Analysts predicted the cattle feeder will lose about $200 per head, stocker operators with tight margins, and cow/calf with profitable margins. The team of economists expect fed cattle prices averaging $130 to $145 over the next year.
“The cow/calf margins will still be profitable, but substantially lower than in the past two years,” said Kevin Good, Senior Analyst and Fed Cattle Market Specialist, CattleFax. “We predict the cattle feeder will have tight margins for the year overall with potential for profit mid-year.”
A two-year El Nino weather pattern has replenished moisture conditions across the country, specifically the West coast, which saw some relief in 2015. The weather outlook appears favorable, especially moisture conditions for grasslands, according to the weather outlook from Art Douglas, Ph.D., Professor Emeritus at Creighton University.
“As we head into 2016, a split jet stream pattern will favor above-normal precipitation from California to the Southern Plains and the Southeast through March,” said Douglas. “In the Corn Belt, spring will be wetter-than-normal which will be accompanied by slower spring warming. Delays in fieldwork and planting dates are likely to result.”
Analysts predicted $294 added value per head in exports for the year ahead, a $66 drop per head from 2014 values. This decrease in export potential is caused by a combination of a strong U.S. dollar, slowdown in global market and challenges with market access. Russia and China are still the biggest opportunities for U.S. beef but trade restrictions will continue to limit potential in the year ahead.
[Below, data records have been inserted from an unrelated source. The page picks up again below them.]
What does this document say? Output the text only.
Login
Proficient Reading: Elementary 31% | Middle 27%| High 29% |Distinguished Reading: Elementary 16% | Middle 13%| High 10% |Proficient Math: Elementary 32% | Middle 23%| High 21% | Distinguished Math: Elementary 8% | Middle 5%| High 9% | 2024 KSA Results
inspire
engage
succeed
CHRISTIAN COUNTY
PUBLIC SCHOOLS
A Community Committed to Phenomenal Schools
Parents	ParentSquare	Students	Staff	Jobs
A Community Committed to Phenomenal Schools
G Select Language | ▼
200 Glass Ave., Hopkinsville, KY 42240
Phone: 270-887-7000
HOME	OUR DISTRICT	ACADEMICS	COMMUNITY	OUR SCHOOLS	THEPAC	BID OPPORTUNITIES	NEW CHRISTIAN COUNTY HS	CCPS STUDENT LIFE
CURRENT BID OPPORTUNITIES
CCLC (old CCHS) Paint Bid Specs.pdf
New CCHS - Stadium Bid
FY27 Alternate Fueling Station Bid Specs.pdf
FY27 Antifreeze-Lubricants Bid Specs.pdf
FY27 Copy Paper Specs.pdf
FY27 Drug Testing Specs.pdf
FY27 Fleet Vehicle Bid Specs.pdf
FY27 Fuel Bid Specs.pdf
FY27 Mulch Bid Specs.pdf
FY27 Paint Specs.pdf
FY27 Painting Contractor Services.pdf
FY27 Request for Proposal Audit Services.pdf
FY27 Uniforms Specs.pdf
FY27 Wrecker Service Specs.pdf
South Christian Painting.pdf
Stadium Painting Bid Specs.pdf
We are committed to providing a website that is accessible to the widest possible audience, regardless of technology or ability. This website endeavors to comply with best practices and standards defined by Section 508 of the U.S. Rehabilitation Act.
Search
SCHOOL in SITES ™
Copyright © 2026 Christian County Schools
Imports of beef are predicted to be down 8 percent since domestic cow kill will increase. In recent years the United States was in a rebuilding stage and females were held back for the cow herd. Imports of slaughter cows from Australia were available because of drought, but improving moisture conditions in 2016 will keep females in Australia for herd rebuilding. Analysts predict the U.S. cowherd growth will see slowed growth in the coming year and predict a 600,000 head cowherd increase, which is down from a 1.1 million increase in 2015.